A California bill currently in the works would change laws for single-family zones, allowing up to four units on one single-family lot. It would increase the state’s housing supply, but a study conducted by the Terner Center for Housing Innovation at UC Berkeley found “the vast amount” of single-family parcels will not be affected. The Terner Center says that under the so-called “upzoning” bill, 714,000 new homes would make the most financial sense to build, but those units would take years to construct and current homeowners may not want to sell or develop their property, reports the Los Angeles Times.
It would make financial sense for property owners to add those homes on 5.4% of the state’s 7.5 million single-family lots — or 410,000 parcels now zoned for only one traditional, single-family house. In L.A. County, a slightly higher proportion of single-family lots, 6.7% of the total there, would make sense to add units on. Garcia called the bill “a modest reform.”
“It will make a modest but important impact [on supply] over time,” he said.
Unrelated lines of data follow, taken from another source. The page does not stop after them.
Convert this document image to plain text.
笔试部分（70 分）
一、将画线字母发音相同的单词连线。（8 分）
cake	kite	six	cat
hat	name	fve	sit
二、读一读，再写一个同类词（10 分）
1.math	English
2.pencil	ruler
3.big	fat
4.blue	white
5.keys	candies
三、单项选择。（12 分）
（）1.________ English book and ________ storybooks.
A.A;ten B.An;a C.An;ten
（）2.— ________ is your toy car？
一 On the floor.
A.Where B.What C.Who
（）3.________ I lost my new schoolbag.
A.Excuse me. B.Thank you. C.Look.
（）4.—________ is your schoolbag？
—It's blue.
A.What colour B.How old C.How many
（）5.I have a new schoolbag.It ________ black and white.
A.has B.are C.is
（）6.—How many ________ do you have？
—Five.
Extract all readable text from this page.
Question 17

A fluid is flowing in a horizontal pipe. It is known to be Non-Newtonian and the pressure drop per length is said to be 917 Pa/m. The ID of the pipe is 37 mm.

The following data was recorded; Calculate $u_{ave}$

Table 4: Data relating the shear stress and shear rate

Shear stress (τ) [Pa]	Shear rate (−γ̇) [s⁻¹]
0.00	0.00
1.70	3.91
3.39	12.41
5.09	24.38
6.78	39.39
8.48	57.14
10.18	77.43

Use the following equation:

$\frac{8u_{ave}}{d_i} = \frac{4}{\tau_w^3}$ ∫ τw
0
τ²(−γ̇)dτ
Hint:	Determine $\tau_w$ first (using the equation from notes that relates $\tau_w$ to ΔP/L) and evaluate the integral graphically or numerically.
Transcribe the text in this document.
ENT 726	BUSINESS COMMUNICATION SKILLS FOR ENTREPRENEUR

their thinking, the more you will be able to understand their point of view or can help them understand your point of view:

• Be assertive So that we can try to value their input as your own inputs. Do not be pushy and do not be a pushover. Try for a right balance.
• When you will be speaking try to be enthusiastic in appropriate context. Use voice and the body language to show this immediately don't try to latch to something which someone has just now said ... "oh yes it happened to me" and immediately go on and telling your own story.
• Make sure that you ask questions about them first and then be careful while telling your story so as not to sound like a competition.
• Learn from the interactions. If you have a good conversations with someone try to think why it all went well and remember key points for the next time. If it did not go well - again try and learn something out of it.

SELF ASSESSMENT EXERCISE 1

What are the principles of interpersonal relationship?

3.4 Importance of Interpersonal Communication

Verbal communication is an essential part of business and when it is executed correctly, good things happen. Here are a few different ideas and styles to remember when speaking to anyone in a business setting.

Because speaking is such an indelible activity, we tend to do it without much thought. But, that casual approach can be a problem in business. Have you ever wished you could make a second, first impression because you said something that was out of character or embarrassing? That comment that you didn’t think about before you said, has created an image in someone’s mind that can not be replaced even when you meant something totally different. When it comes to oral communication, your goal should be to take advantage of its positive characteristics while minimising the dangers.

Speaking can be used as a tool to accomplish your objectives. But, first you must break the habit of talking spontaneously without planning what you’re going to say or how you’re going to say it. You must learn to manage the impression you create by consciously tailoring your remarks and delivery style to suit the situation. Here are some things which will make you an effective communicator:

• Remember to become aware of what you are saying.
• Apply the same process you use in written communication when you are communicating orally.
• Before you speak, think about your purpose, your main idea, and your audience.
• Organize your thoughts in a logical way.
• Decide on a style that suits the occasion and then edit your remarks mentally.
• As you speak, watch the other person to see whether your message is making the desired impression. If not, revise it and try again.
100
The Terner Center, whose research focuses on how to increase housing supply, reached its estimates by examining construction costs, land values, parcel size, market rents and home prices, as well as other factors. It analyzed several potential scenarios, including converting an existing house into a duplex, keeping the house as is and putting a unit or two in the backyard, or demolishing the house and building up to four new homes.
The report’s findings add to the long-running debate about the merits of allowing more density on the traditionally prized single-family lot, an emblem of the California homeownership dream.
Proponents say SB 9 would add needed supply to ease a housing shortage — decades-long in the making — that has driven up California home prices and rents, but do so in a gentle way that’s largely compatible with each neighborhood‘s character. They also argue many of the units are likely to be smaller than the existing house and, accordingly, more affordable, bringing online more attainable options in areas near jobs and good schools.
But the bill has drawn strong opposition from many cities and single-family homeowner groups across the state, which say they fear it would destroy quiet neighborhoods with large, out-of-scale projects. And they say it would do so while not providing housing to those most in need and, in some cases, would accelerate gentrification.